The Use of Regression Statistics to Analyze Imperfect Pricing Policies
The Journal of Political Economy, May 2020
Mark R. Jacobsen (UCSD), Christopher R. Knittel (MIT), James M. Sallee (Berkeley), Arthur A. van Benthem (Wharton)
Corrective taxes can completely solve a variety of market failures, but actual policies are commonly forced to deviate from the theoretical ideal due to administrative or political constraints. This paper presents a method that requires a minimum of market information to quantify the efficiency costs of constraints on the design of externality-correcting tax schemes, or more generally the costs of imperfect pricing, using simple regression statistics. We demonstrate that, under certain intuitive conditions, standard output from a regression of true externalities on policy variables, including the R2 and the sum of squared residuals, has an immediate welfare interpretation—it characterizes the relative welfare gains achieved by alternative policies. We utilize our approach in four diverse empirical applications: random mismeasurement in externalities, imperfect spatial policy differentiation, imperfect electricity pricing, and heterogeneity in the longevity of energy-consuming durable goods. In two cases, we find that policy constraints are relatively harmless, while in the other two cases, the constraint induces large inefficiencies. Regarding the case of durable longevity, we find that policies that regulate vehicle fuel economy, but ignore the differences in average longevity across types of automobiles, recover only about one-quarter to one-third of the welfare gains achievable by a policy that also takes product longevity into account.

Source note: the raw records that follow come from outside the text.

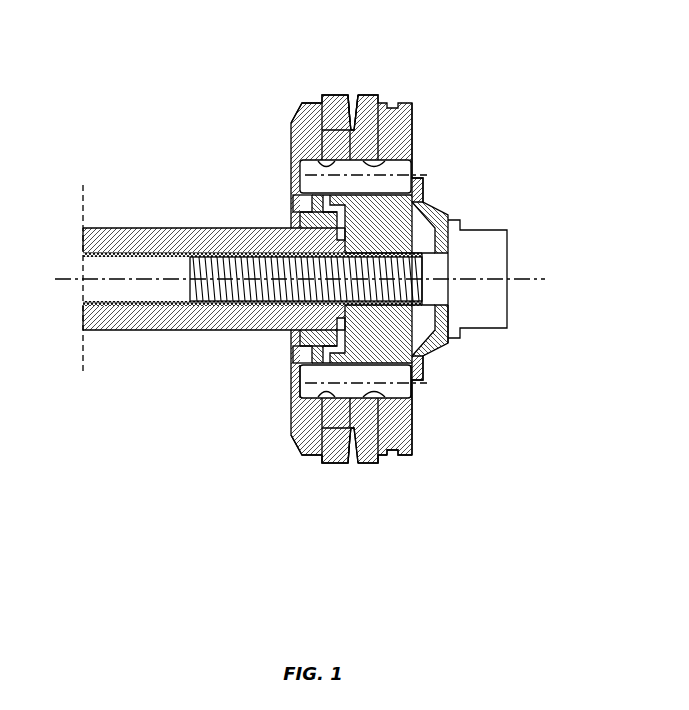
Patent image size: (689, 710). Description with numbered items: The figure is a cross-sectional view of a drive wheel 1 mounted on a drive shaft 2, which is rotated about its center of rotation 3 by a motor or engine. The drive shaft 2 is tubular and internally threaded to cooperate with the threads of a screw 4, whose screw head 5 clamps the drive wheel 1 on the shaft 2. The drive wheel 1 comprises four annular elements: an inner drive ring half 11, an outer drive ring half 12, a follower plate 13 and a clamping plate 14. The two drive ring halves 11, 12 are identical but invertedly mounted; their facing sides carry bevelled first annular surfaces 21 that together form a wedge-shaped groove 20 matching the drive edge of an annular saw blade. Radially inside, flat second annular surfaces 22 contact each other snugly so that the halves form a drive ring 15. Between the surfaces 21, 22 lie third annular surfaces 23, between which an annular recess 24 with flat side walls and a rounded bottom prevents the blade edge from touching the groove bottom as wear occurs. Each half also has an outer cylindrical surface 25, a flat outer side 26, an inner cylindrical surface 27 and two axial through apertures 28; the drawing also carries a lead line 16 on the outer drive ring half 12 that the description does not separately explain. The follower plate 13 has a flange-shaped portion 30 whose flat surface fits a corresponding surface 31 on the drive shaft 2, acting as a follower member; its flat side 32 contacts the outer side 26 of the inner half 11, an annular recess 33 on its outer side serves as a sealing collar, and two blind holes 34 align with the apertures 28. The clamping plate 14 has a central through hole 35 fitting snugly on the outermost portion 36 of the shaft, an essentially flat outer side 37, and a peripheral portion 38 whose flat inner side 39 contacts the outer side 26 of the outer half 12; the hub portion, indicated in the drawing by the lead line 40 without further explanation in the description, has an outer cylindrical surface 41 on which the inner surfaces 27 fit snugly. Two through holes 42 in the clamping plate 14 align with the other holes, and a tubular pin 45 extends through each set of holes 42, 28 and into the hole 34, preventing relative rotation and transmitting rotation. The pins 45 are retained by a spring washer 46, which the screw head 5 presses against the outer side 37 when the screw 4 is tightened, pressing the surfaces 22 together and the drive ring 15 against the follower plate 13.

The drive wheel 1 is at (401, 54).
The drive shaft 2 is at (196, 236).
The center of rotation 3 is at (62, 278).
The screw 4 is at (425, 272).
The screw head 5 is at (495, 272).
The first annular element (inner drive ring half) 11 is at (336, 466).
The second annular element (outer drive ring half) 12 is at (378, 465).
The third annular element (follower plate) 13 is at (300, 440).
The fourth annular element (clamping plate) 14 is at (402, 450).
The drive ring 15 is at (366, 466).
The housing body 16 is at (410, 112).
The wedge-shaped groove 20 is at (352, 112).
The first annular surface 21 is at (345, 100).
The second annular surface 22 is at (330, 150).
The third annular surface 23 is at (324, 106).
The annular recess 24 is at (352, 428).
The outer cylindrical surface 25 is at (325, 96).
The flat outer side 26 is at (328, 130).
The inner cylindrical surface 27 is at (390, 210).
The cylindrical through aperture 28 is at (318, 165).
The flange-shaped portion 30 is at (302, 204).
The surface on the drive shaft 31 is at (326, 200).
The side of the follower plate 32 is at (326, 462).
The annular recess 33 is at (300, 357).
The hole 34 is at (300, 378).
The central cylindrical through hole 35 is at (420, 288).
The outermost portion of the drive shaft 36 is at (432, 308).
The outer side of the clamping plate 37 is at (405, 430).
The peripheral portion 38 is at (405, 410).
The inner side 39 is at (394, 462).
The flange 40 is at (445, 334).
The outer cylindrical surface of the hub portion 41 is at (430, 376).
The cylindrical through hole 42 is at (425, 187).
The tubular pin 45 is at (300, 181).
The spring washer 46 is at (450, 212).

Attribute Substitution in Household Vehicle Portfolios
The Rand Journal of Economics, December 2020
James Archsmith (UC Davis), Kenneth Gillingham (Yale), Christopher R. Knittel (MIT), and David Rapson (UC Davis)
Household preferences for goods with a bundle of attributes may have complex substitution patterns when one attribute is changed. For example, a household faced with an exogenous increase in the size of one television may choose to decrease the size of other televisions within the home. This paper quantifies the extent of attribute substitution in the context of multi-vehicle households. We deploy a novel identification strategy to examine how an exogenous change in the fuel economy of a kept vehicle affects a household's choice of a second vehicle. We find strong evidence of attribute substitution in the household vehicle portfolio. This effect operates through car attributes that are correlated with fuel economy, including vehicle footprint and weight. Our findings suggest that attribute substitution exerts a strong force that may erode a substantial portion of the expected future gasoline savings from fuel economy standards, particularly those that are attribute-based. Elements of our identification strategy are relevant to a broad class of settings in which consumers make sequential purchases of durable portfolio goods.